Output from the Identify Variants workflow

The "Identify Variants" tool produces six different types of output:

  1. Read Mapping (Image read_track_16_n_p) The mapped sequencing reads. The reads are shown in different colors depending on their orientation, whether they are single reads or paired reads, and whether they map unambiguously. For the color codes please see the description of sequence colors in the CLC Genomics Workbench manual that can be found here: http://www.clcsupport.com/clcgenomicsworkbench/current/index.php?manual=View_settings_in_Side_Panel.html.
  2. Target Regions Coverage (Image annotation_track_16_n_p) The target regions coverage track shows the coverage of the targeted regions. Detailed information about coverage and read count can be found in the table format, which can be opened by pressing the table icon found in the lower left corner of the View Area.
  3. Target Regions Coverage Report (Image proteinreport_16_n_p) The report consists of a number of tables and graphs that in different ways provide information about the targeted regions.
  4. Identified Variants (Image variant_track_16_n_p) A variant track holding the identified variants. The variants can be shown in track format or in table format. When holding the mouse over the detected variants in the Genome Browser view a tooltip appears with information about the individual variants. You will have to zoom in on the variants to be able to see the detailed tooltip.
  5. Genome Browser View Identify Variants (Image trackset_16_n_p) A collection of tracks presented together. Shows the annotated variants track together with the human reference sequence, genes, transcripts, coding regions, the mapped reads, the identified variants, and the structural variants (see figure 14.12).

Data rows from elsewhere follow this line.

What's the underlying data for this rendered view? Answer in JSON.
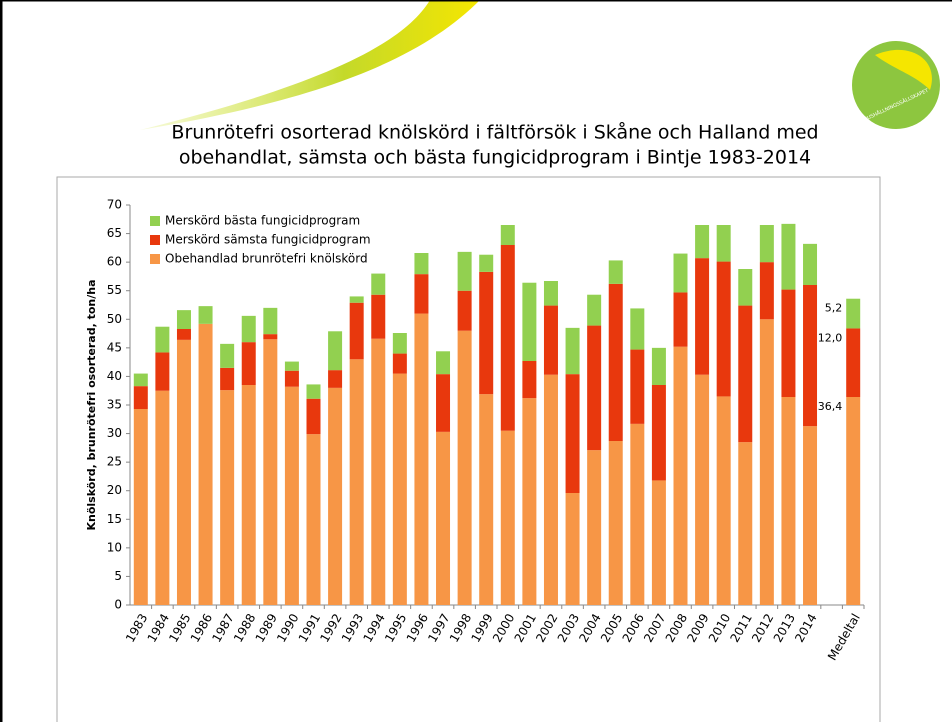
{
  "logo_text": "HUSHÅLLNINGSSÄLLSKAPET",
  "chart_data": {
    "type": "stacked_bar",
    "title": [
      "Brunrötefri osorterad knölskörd i fältförsök i Skåne och Halland med",
      "obehandlat, sämsta och bästa fungicidprogram i Bintje 1983-2014"
    ],
    "y_label": "Knölskörd, brunrötefri osorterad, ton/ha",
    "categories": [
      "1983",
      "1984",
      "1985",
      "1986",
      "1987",
      "1988",
      "1989",
      "1990",
      "1991",
      "1992",
      "1993",
      "1994",
      "1995",
      "1996",
      "1997",
      "1998",
      "1999",
      "2000",
      "2001",
      "2002",
      "2003",
      "2004",
      "2005",
      "2006",
      "2007",
      "2008",
      "2009",
      "2010",
      "2011",
      "2012",
      "2013",
      "2014",
      null,
      "Medeltal"
    ],
    "series": [
      {
        "name": "Obehandlad brunrötefri knölskörd",
        "color": "#f79646",
        "values": [
          34.3,
          37.5,
          46.4,
          49.2,
          37.6,
          38.5,
          46.5,
          38.2,
          29.9,
          38.0,
          43.0,
          46.6,
          40.5,
          51.0,
          30.3,
          48.0,
          36.9,
          30.5,
          36.2,
          40.3,
          19.6,
          27.1,
          28.7,
          31.7,
          21.8,
          45.2,
          40.3,
          36.5,
          28.5,
          50.0,
          36.4,
          31.3,
          null,
          36.4
        ],
        "value_labels": [
          null,
          null,
          null,
          null,
          null,
          null,
          null,
          null,
          null,
          null,
          null,
          null,
          null,
          null,
          null,
          null,
          null,
          null,
          null,
          null,
          null,
          null,
          null,
          null,
          null,
          null,
          null,
          null,
          null,
          null,
          null,
          null,
          null,
          "36,4"
        ]
      },
      {
        "name": "Merskörd sämsta fungicidprogram",
        "color": "#e8380d",
        "values": [
          4.0,
          6.7,
          1.9,
          0,
          3.9,
          7.5,
          0.9,
          2.8,
          6.2,
          3.1,
          9.9,
          7.7,
          3.5,
          6.9,
          10.1,
          7.0,
          21.4,
          32.5,
          6.5,
          12.1,
          20.8,
          21.8,
          27.5,
          13.0,
          16.7,
          9.5,
          20.4,
          23.6,
          23.9,
          10.0,
          18.8,
          24.7,
          null,
          12.0
        ],
        "value_labels": [
          null,
          null,
          null,
          null,
          null,
          null,
          null,
          null,
          null,
          null,
          null,
          null,
          null,
          null,
          null,
          null,
          null,
          null,
          null,
          null,
          null,
          null,
          null,
          null,
          null,
          null,
          null,
          null,
          null,
          null,
          null,
          null,
          null,
          "12,0"
        ]
      },
      {
        "name": "Merskörd bästa fungicidprogram",
        "color": "#92d050",
        "values": [
          2.2,
          4.5,
          3.3,
          3.1,
          4.2,
          4.6,
          4.6,
          1.6,
          2.5,
          6.8,
          1.1,
          3.7,
          3.6,
          3.7,
          4.0,
          6.8,
          3.0,
          3.5,
          13.7,
          4.3,
          8.1,
          5.4,
          4.1,
          7.2,
          6.5,
          6.8,
          5.8,
          6.4,
          6.4,
          6.5,
          11.5,
          7.2,
          null,
          5.2
        ],
        "value_labels": [
          null,
          null,
          null,
          null,
          null,
          null,
          null,
          null,
          null,
          null,
          null,
          null,
          null,
          null,
          null,
          null,
          null,
          null,
          null,
          null,
          null,
          null,
          null,
          null,
          null,
          null,
          null,
          null,
          null,
          null,
          null,
          null,
          null,
          "5,2"
        ]
      }
    ],
    "ylim": [
      0,
      70
    ],
    "yticks": [
      0,
      5,
      10,
      15,
      20,
      25,
      30,
      35,
      40,
      45,
      50,
      55,
      60,
      65,
      70
    ],
    "grid": false,
    "legend": "top-left"
  }
}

It is important that you do not delete any of the produced files individually as some of the outputs are linked to other outputs. If you would like to delete the outputs, please always delete all of them at the same time.

Please have first a look at the mapping report to see if the coverage is sufficient in regions of interest (e.g. > 30 ). Furthermore, please check that at least 90% of reads are mapped to the human reference sequence. In case of a targeted experiment, please also check that the majority of reads are mapping to the targeted region.

Afterwards please open the Genome Browser View file (see  14.7).

The Genome Browser View includes the track of identified variants in context to the human reference sequence, genes, transcripts, coding regions, targeted regions and mapped sequencing reads.

Image identify_variants_result1_tas
Figure 14.7: The Genome Browser View allows you to inspect the identified variants in the context of the human genome.

By double clicking on the variant track in the Genome Browser View, a table will be shown which includes information about all identified variants (see 14.8).

Image identify_variants_result2_tas
Figure 14.8: Genome Browser View with an open track table to inspect identified variants more closely in the context of the human genome.

In case you like to change the reference sequence used for mapping as well as the human genes, please use the "Data Management".